A network of European universities was aiming to develop new tools for the digitalisation of teaching and learning in the internationalisation process, with a particular focus on interdisciplinary research-based learning and short-term mobility in international blended learning formats.
We conducted teaching and research on the digitalization of critical infrastructures like water networks, energy grids, sensor networks, and other interconnected urban systems.
The project was funded by the German Academic Exchange Service (DAAD) supported by the Federal Ministry of Education and Research (BMBF). Our partner universities were the Cracow University of Technology, Dublin City University, Norwegian University of Science and Technology, Politecnico di Milano, and Hasso Plattner Institute.

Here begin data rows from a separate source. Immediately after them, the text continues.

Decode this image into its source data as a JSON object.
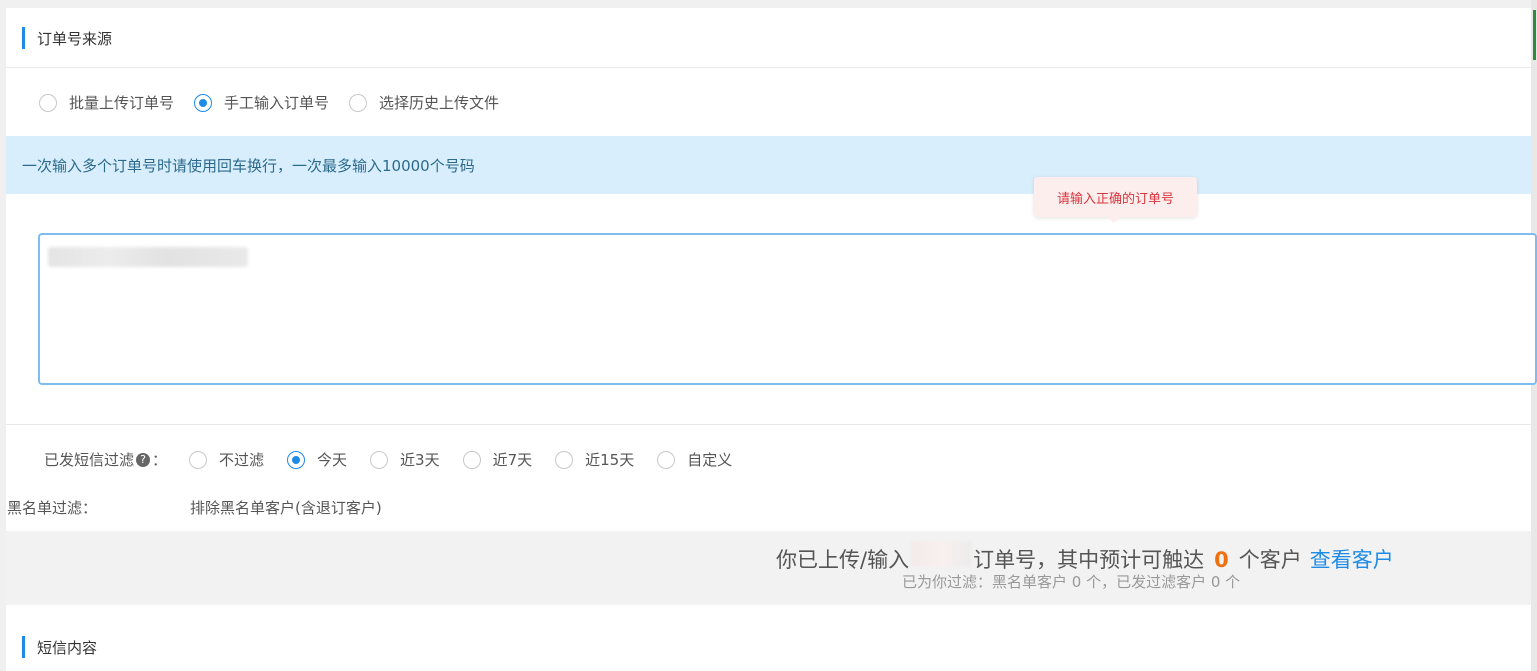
{
  "order_source": {
    "title": "订单号来源",
    "options": [
      {
        "label": "批量上传订单号",
        "checked": false
      },
      {
        "label": "手工输入订单号",
        "checked": true
      },
      {
        "label": "选择历史上传文件",
        "checked": false
      }
    ]
  },
  "notice": {
    "text": "一次输入多个订单号时请使用回车换行，一次最多输入10000个号码"
  },
  "validation_tooltip": {
    "text": "请输入正确的订单号"
  },
  "sms_filter": {
    "label": "已发短信过滤",
    "help_icon": "question-circle-icon",
    "colon": "：",
    "options": [
      {
        "label": "不过滤",
        "checked": false
      },
      {
        "label": "今天",
        "checked": true
      },
      {
        "label": "近3天",
        "checked": false
      },
      {
        "label": "近7天",
        "checked": false
      },
      {
        "label": "近15天",
        "checked": false
      },
      {
        "label": "自定义",
        "checked": false
      }
    ]
  },
  "blacklist_filter": {
    "label": "黑名单过滤：",
    "value": "排除黑名单客户(含退订客户)"
  },
  "summary": {
    "prefix": "你已上传/输入",
    "middle": "订单号，其中预计可触达",
    "reach_count": "0",
    "suffix": "个客户",
    "link": "查看客户",
    "detail": "已为你过滤：黑名单客户  0  个，已发过滤客户  0  个"
  },
  "sms_content": {
    "title": "短信内容"
  },
  "colors": {
    "accent": "#1e8ce6",
    "notice_bg": "#d9eefc",
    "error": "#d9363e",
    "count": "#f07010"
  }
}
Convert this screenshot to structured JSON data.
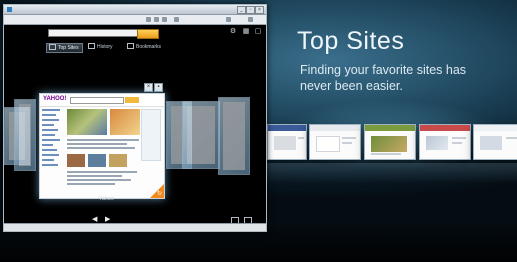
{
  "hero": {
    "title": "Top Sites",
    "tagline": "Finding your favorite sites has never been easier."
  },
  "browser": {
    "tabs": [
      {
        "label": "Top Sites",
        "active": true
      },
      {
        "label": "History",
        "active": false
      },
      {
        "label": "Bookmarks",
        "active": false
      }
    ],
    "featured_thumbnail": {
      "label": "Yahoo!",
      "site_logo": "YAHOO!"
    }
  },
  "colors": {
    "accent": "#f08a1c",
    "background": "#1c4258"
  }
}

Helmholtz-Einstein International Berlin Research School in Data Science (HEIBRiDS)
The Einstein Center Digital Future (ECDF) and the Helmholtz Association launched HEIBRiDS as a joint graduate program in Data Science. Established in 2018, HEIBRiDS is an interdisciplinary program that trains young scientists in Data Science applications within a broad range of natural science domains, spanning from Earth & Environment, Astronomy, Space & Planetary Research to Geosciences, Materials & Energy and Molecular Medicine.
Our project was a collaboration between the TU Berlin and the GFZ Potsdam.
In the project, we calibrated the platform magnetometers of non-dedicated satellites flying low Earth orbits, post-launch.
SYNERGY (2021-2024)
The SYNERGY project investigated synergies between distributed artificial intelligence and renewable energy generation.
The project was a collaboration of DOS and Huawei, funded by the BMBF through Software Campus, resulted in new methods for sustainable federated learning (FedZero, e-Energy’24) and a testbed carbon-aware applications and systems (Vessim, HotCarbon’24).